The sparse approximation algorithm no one talks about

A somewhat unique introduction to greedy algorithms for the sparse approximation problem, and proposing an obvious algorithm that seems to be overlooked.
Author

Tom Shlomo

Published

December 6, 2024

In the problem of sparse approximation, we are trying to approximate a given vector \(y\) as a linear combination of few columns of a given matrix \(A\). It is useful in many applications, such as machine learning (feature selection), image processing (denoising, inpainting, deblurring, compression), and signal processing (spectral estimation, DOA estimation, compressive sensing).

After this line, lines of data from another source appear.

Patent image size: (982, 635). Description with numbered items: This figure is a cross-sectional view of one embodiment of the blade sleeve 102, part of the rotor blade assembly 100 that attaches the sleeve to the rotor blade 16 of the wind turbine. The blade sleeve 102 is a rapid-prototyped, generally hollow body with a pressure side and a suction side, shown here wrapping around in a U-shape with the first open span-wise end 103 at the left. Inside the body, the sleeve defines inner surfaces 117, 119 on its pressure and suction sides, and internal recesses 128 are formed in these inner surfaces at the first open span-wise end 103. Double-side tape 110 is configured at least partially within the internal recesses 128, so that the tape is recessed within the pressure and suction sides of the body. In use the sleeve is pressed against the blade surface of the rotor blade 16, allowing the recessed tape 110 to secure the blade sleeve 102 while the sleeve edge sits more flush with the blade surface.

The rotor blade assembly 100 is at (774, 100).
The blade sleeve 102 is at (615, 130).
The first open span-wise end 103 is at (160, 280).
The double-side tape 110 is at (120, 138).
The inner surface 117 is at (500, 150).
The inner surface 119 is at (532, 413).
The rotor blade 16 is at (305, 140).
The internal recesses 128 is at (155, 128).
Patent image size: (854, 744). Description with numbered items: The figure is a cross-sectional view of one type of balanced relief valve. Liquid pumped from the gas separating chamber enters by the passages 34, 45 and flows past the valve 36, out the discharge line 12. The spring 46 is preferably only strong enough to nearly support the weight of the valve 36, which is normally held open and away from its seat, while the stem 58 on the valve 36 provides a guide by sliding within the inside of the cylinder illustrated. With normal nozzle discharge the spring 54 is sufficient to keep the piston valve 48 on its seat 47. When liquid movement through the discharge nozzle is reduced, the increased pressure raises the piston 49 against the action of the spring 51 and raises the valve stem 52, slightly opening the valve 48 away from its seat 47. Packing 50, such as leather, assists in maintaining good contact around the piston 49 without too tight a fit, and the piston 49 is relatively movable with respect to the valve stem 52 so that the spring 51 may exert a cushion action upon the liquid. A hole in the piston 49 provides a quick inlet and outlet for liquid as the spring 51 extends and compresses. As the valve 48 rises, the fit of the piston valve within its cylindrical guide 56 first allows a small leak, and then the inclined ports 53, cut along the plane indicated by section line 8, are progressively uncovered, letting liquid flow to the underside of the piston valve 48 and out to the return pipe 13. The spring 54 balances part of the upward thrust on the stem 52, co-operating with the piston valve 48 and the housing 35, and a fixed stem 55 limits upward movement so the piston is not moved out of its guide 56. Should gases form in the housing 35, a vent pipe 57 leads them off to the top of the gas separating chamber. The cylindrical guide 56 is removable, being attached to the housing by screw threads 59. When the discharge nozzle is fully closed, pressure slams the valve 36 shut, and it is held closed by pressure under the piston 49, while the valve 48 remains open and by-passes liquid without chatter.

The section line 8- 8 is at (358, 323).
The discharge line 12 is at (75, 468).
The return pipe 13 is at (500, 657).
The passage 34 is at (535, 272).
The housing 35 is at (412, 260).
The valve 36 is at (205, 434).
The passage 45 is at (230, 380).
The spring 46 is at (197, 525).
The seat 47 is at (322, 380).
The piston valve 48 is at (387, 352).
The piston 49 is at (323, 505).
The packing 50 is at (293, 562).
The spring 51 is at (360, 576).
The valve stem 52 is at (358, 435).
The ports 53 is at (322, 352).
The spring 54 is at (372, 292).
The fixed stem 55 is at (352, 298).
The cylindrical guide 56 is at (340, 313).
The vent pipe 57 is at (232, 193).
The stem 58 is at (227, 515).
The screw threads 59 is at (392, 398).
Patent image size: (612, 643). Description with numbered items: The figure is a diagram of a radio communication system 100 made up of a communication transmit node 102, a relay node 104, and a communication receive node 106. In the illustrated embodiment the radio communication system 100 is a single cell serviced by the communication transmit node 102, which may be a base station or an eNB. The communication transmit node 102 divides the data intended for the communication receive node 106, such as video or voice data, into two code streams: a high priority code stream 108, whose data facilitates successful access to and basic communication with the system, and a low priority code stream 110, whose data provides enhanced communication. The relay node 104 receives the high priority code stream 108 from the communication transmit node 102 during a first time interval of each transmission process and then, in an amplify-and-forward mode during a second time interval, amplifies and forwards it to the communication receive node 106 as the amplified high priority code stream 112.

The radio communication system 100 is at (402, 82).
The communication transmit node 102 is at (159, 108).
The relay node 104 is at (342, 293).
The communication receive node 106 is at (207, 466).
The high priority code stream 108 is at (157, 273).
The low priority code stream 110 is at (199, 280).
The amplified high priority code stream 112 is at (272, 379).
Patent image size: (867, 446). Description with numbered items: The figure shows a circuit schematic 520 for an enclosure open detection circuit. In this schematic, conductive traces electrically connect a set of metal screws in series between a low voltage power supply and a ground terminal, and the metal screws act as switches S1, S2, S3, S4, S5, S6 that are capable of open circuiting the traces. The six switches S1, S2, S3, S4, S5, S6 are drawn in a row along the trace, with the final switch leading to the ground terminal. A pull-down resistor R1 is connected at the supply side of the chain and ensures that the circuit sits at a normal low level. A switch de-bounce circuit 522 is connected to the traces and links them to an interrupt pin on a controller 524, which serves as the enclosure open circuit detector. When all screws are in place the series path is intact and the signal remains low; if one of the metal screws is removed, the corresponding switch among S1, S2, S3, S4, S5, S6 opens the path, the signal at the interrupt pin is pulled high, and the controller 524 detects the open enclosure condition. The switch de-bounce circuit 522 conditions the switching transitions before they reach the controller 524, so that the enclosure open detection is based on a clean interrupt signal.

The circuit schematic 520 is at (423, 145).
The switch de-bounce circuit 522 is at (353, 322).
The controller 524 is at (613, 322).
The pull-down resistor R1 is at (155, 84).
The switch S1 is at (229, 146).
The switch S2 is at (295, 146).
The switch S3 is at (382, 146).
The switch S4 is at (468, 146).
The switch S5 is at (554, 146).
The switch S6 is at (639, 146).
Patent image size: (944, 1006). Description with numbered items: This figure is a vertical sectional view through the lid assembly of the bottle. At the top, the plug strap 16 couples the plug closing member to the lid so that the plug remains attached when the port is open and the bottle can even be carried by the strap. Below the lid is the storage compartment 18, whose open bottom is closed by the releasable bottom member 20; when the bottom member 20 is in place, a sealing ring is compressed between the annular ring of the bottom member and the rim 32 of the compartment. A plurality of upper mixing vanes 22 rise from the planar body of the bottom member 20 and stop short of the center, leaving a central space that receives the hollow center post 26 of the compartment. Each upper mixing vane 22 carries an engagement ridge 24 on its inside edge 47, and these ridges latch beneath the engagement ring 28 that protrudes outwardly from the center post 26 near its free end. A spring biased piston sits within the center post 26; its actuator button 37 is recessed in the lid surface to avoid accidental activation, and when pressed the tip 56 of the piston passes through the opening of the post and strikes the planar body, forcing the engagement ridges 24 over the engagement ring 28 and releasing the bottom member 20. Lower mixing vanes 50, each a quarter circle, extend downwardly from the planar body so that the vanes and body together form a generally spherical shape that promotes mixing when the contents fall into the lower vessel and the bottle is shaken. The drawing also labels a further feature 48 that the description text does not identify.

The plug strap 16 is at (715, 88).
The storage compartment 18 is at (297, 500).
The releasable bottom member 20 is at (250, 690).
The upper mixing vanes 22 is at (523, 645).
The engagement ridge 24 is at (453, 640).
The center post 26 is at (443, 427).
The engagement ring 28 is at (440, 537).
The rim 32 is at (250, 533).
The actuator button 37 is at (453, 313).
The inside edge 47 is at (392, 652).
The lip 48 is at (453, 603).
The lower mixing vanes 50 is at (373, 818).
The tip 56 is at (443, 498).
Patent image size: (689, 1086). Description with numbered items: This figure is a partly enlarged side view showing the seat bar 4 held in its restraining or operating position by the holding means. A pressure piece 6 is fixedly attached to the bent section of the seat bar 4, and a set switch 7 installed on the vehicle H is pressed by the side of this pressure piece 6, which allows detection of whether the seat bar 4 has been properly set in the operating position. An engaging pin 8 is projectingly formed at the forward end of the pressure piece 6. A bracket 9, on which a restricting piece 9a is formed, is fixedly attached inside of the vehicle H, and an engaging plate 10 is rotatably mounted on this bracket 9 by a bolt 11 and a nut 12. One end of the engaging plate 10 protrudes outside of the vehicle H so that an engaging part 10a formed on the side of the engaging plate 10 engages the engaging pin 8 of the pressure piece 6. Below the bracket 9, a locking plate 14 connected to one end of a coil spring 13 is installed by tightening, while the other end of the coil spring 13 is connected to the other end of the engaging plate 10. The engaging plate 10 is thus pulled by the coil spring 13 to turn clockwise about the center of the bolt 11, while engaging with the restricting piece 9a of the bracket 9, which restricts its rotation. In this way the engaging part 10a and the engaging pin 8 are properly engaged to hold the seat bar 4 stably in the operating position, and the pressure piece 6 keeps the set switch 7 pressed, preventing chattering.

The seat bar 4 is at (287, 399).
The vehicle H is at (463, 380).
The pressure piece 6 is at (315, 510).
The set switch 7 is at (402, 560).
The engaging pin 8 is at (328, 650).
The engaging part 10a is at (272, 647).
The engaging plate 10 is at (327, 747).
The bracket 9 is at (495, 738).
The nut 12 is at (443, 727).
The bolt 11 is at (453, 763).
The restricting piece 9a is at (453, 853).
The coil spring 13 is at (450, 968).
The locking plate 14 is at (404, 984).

In this post, we will discuss greedy algorithms for solving the sparse approximation problem, focusing on the well-known Matching Pursuit (MP) and Orthogonal Matching Pursuit (OMP) algorithms, as well as a “new” algorithm that I call the Most Obvious Matching Pursuit (MOMP).

Notation

We will consider the following flavor of the sparse approximation problem: \[\begin{equation} \begin{array}{ll} \underset{x}{\mbox{minimize}} & \| Ax - y\|^2 \\ \mbox{subject to} & \text{$x$ has at most $k$ non-zero entries}. \end{array} \label{e-opt-prob} \end{equation}\] Where

  • \(A\) is the \(m \times n\) dictionary matrix with columns \(a_1, \ldots, a_n\),

  • \(y\) is the \(m\)-vector we are trying to approximate as the linear combination of the columns of \(A\), and

  • \(x\) is the \(n\)-vector of coefficients.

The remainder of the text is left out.